Weston gave him a peculiar look and then nodded. The uneasiness which this produced in Ransom rapidly merged in an anger which he had almost lost sight of amidst the conflicting emotions that beset him.
"And what has all this to do with me?" he broke out. "You have assaulted me, drugged me, and are apparently carrying me off as a prisoner in this infernal thing. What have I done to you? What do you say for yourself?"
"I might reply by asking you why you crept into my backyard like a thief. If you had minded your own business you would not be here. As it is, I admit that we have had to infringe your rights. My only defence is that small claims must give way to great. As far as we know, we are doing what has never been done in the history of man, perhaps never in the history of the universe. We have learned how to jump off the speck of matter on which our species began; infinity, and therefore perhaps eternity, is being put into the hands of the human race. You cannot be so small-minded as to think that the rights or the life of an individual or of a million individuals are of the slightest importance in comparison with this."
"I happen to disagree," said Ransom, "and I always have disagreed, even about vivisection. But you haven't answered my question. What do you want me for? What good am I to do you on this - on Malacandra?"
"That I don't know," said Weston. "It was no idea of ours. We are only obeying orders."
There was another pause. "Come," said Weston at last. "There is really no use in continuing this cross-examination. You keep on asking me questions I can't answer: in some cases because I don't know the answers, in others because you wouldn't understand them. It will make things very much pleasanter during the voyage if you can only resign your mind to your fate and stop bothering yourself and us. It would be easier if your philosophy of life were not so insufferably narrow and individualistic.
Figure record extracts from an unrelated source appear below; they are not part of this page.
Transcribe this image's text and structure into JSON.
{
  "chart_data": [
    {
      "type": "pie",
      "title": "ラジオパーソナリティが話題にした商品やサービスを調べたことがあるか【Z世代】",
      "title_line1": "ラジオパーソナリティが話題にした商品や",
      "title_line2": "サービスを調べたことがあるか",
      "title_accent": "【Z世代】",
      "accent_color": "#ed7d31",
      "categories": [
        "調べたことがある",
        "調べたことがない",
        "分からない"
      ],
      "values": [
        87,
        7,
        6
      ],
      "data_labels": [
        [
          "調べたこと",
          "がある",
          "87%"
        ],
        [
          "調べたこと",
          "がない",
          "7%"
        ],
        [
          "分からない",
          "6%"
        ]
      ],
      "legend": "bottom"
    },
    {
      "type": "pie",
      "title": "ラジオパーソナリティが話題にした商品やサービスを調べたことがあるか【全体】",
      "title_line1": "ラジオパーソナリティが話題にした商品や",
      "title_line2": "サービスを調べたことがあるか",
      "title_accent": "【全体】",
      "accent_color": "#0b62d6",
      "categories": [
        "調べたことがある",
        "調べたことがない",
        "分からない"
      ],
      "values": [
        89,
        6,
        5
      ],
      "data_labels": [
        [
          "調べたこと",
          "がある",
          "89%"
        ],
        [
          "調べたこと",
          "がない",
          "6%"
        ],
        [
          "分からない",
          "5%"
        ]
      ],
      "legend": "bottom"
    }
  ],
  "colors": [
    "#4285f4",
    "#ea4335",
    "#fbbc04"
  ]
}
I had thought no one could fail to be inspired by the role you are being asked to play: that even a worm, if it could understand, would rise to the sacrifice. I mean, of course, the sacrifice of time and liberty, and some little risk. Don't misunderstand me."
"Well," said Ransom, "you hold all the cards, and I must make the best of it. I consider your philosophy of life raving lunacy. I suppose all that stuff about infinity and eternity means that you think you are justified in doing anything - absolutely anything - here and now, on the off chance that some creatures or other descended from man as we know him may crawl about a few centuries longer in some part of the universe."
"Yes - anything whatever," returned the scientist sternly, "and all educated opinion - for I do not call classics and history and such trash education - is entirely on my side. I am glad you raised the point, and I advise you to remember my answer. In the meantime, if you will follow me into the next room, we will have breakfast. Be careful how you get up: your weight here is hardly appreciable compared with your weight on Earth."
Ransom rose and his captor opened the door. Instantly the room was flooded with a dazzling golden light which completely eclipsed the pale earthlight behind him.
"I will give you darkened glasses in a moment," said Weston as he preceded him into the chamber whence the radiance was pouring. It seemed to Ransom that Weston went up a hill towards the doorway and disappeared suddenly downwards when he had passed it. When he followed - which he did with caution - he had the curious impression that he was walking up to the edge of a precipice: the new room beyond the doorway seemed to be built on its side so that its farther wall lay almost in the same plane as the floor of the room he was leaving. When, however, he ventured to put forward his foot, he found that the floor continued flush and as he entered the second room the walls suddenly righted themselves and the rounded ceiling was over his head. Looking back, he perceived that the bedroom in its turn was now keeling over -its roof a wall and one of its walls a roof.